ヘルペスのウイルスの種類はひとつじゃない!

ヘルペスの原因となるウイルスは1種類だけではなく、8種類が存在することがわかっています。同じヘルペスウイルスであっても、種類が違えば特徴も変化し、感染率や症状も全く異なるものです。

ここではヘルペスの原因となるウイルスに注目して、それぞれの違いを解説させていただきます。

感染率が最も高い単純ヘルペスウイルス!1型と2型の違いは?

一般にイメージされるヘルペスの症状と言えば、皮膚病として水ぶくれを起こすタイプのものでしょう。これは単純ヘルペスウイルス1型が原因で、口唇ヘルペスなどの皮膚に異常をもたらすものです。

感染率そのものが非常に高く、症状が現れていないだけで、日本人の過半数はこの単純ヘルペスウイルス1型にかかっていると言われています。

もう1つ感染率の高いものが単純ヘルペスウイルス2型で、こちらの感染率は1割に満たない程度と考えられています。1型が口唇や角膜といった顔面を中心に異常を起こすのに対して、2型は性器ヘルペスの原因となっているため、一種の性病として扱われることもあります。

いずれもウイルスの感染率そのものは非常に高く、それ自体に脅威を感じる必要性はありません。ほとんどの人は症状が現れることはありませんが、一度症状が現れてしまうと、何度も再発を繰り返してしまう恐れがあるのが厄介です。

再発性が高い状態にある場合、アクシロビルなどの治療薬を一年ほど投与することで、再活性化を防ぐ治療方法が行われています。

水痘・帯状疱疹ウイルスは水ぼうそうの原因

単純ヘルペスウイルス以外に馴染みの深いものとして、水痘・帯状疱疹ウイルスが挙げられます。これは水ぼうそう(水痘)や帯状疱疹の原因となるウイルスで、高熱を伴うこともあるため、皮膚の水ぶくれ以外にも症状が出やすいものです。

2014年より日本では予防接種が義務付けられ、1歳から2度のワクチン接種が実施されるようになりました。

水ぼうそうとの原因と聞くと、なんとなく大人には関係ないウイルスに思えるかもしれません。しかし、その名が示すように帯状疱疹などの原因にもなっているので、大人であっても水痘・帯状疱疹ウイルスは油断できないものです。

帯状疱疹は帯を巻いたように皮膚にヘルペスが生じ、水ぼうそうと同じく高熱が発生するだけでなく、患部に痛みが生じるのが特徴です。

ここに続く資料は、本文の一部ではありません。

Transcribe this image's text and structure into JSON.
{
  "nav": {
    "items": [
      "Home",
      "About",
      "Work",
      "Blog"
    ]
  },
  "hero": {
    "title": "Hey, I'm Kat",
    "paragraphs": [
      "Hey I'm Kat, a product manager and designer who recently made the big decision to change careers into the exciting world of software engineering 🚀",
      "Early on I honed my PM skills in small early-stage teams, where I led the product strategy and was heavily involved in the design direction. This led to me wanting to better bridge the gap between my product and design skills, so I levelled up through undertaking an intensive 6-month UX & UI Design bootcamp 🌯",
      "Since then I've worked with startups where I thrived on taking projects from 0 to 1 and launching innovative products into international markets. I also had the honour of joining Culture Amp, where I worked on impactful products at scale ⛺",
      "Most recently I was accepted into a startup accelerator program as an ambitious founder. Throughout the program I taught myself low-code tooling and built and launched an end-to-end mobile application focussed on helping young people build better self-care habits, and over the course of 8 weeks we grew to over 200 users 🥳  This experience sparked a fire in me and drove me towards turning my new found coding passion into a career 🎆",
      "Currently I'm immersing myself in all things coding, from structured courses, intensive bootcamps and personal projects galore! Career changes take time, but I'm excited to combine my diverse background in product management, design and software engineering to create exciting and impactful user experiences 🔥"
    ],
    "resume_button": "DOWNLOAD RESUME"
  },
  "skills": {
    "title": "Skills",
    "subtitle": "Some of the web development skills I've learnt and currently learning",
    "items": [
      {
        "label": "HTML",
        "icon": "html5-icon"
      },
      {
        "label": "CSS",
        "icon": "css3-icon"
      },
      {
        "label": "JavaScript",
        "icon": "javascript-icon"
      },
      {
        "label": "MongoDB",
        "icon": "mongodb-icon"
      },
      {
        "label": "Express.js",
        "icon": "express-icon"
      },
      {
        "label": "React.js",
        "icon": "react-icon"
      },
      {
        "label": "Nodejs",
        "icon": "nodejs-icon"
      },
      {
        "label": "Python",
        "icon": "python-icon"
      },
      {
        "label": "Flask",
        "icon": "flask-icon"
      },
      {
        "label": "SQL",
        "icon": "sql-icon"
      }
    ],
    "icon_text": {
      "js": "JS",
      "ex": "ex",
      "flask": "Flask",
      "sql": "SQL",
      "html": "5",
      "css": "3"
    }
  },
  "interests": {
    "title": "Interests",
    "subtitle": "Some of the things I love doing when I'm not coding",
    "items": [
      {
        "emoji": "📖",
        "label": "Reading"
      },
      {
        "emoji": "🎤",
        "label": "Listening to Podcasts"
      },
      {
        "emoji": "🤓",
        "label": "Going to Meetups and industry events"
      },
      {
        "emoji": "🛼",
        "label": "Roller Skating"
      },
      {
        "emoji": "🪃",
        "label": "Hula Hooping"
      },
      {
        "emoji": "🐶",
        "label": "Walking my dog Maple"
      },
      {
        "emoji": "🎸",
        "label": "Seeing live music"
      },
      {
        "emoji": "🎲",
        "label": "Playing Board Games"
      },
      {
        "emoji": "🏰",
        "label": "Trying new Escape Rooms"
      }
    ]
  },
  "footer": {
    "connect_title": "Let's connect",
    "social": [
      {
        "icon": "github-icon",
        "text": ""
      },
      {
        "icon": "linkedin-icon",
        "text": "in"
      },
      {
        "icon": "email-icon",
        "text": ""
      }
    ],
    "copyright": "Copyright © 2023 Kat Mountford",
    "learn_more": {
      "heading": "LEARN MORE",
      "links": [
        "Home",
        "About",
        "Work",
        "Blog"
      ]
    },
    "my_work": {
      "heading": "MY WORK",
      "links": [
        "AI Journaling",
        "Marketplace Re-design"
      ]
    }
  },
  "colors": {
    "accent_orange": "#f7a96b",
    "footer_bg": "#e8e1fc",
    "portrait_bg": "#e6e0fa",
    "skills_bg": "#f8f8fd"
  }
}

高齢者が感染すると重病化する恐れもあることから、2016年より日本でも50歳以上を対象にして、予防接種が認められるようになっています。

いずれも単なる皮膚病ではなく、高熱・痛みといった症状を引き起こすものですから、一度完治してしまえば免疫機能が強く働いて、再発することは少なめです。

それでも人によっては何度か再発することもありますので、予後の観察についてはきちんとしておく必要があるでしょう。

その他にもヘルペスウイルスは5種類が存在

ここまで単純ヘルペスウイルス(1型・2型)と、水痘・帯状疱疹ウイルスについて解説させていただきましたが、国内で感染例が多いウイルスは以上となっています。

それぞれ順番にHHV-1、HHV-2、HHV-3という名称がつけられています。HHVとはヒトヘルペスウイルス(human herpes virus)の頭文字を取ったもので、3番目までがメジャーなものであると認識しておいてください。

他にもHHV-4がエプスタイン・バー・ウイルス、HHV-5がサイトメガロウイルスとなっており、HHV-6(AとBの2種類)とHHV7がロゼオロウイルス属と呼ばれるものです。

HHV-8のラディノウイルス属については、それ自体は症状を引き起こすことは少ないのですが、エイズなどの原因で免疫力が極端に落ち込むとカポジ肉腫を発生させる原因となります。

名称 分類 主な症状
単純ヘルペスウイルス HHV-1(1型) 口唇ヘルペス、角膜ヘルペスなど
HHV-2(2型) 性器ヘルペスなど
水痘・帯状疱疹ウイルス HHV-3 水ぼうそう、帯状疱疹など
エプスタイン・バー・ウイルス HHV-4 伝染性単核症
ロゼオロウイルス属 HHV-6A 突発性発疹
HHV-6B 突発性発疹
HHV-7 突発性発疹
カポジ肉腫関連ウイルス
(ラディノウイルス属)
HHV-8 カポジ肉腫

 

いずれにしても、通常の免疫力があれば発症することは稀ですので、最初に紹介したウイルスたちと比べて症例は少なくなっています。

それでも潜伏期間中、極度に免疫力が落ち込むようなことがあれば、上の表で示したような重い症状を起こす可能性があることを覚えておきましょう。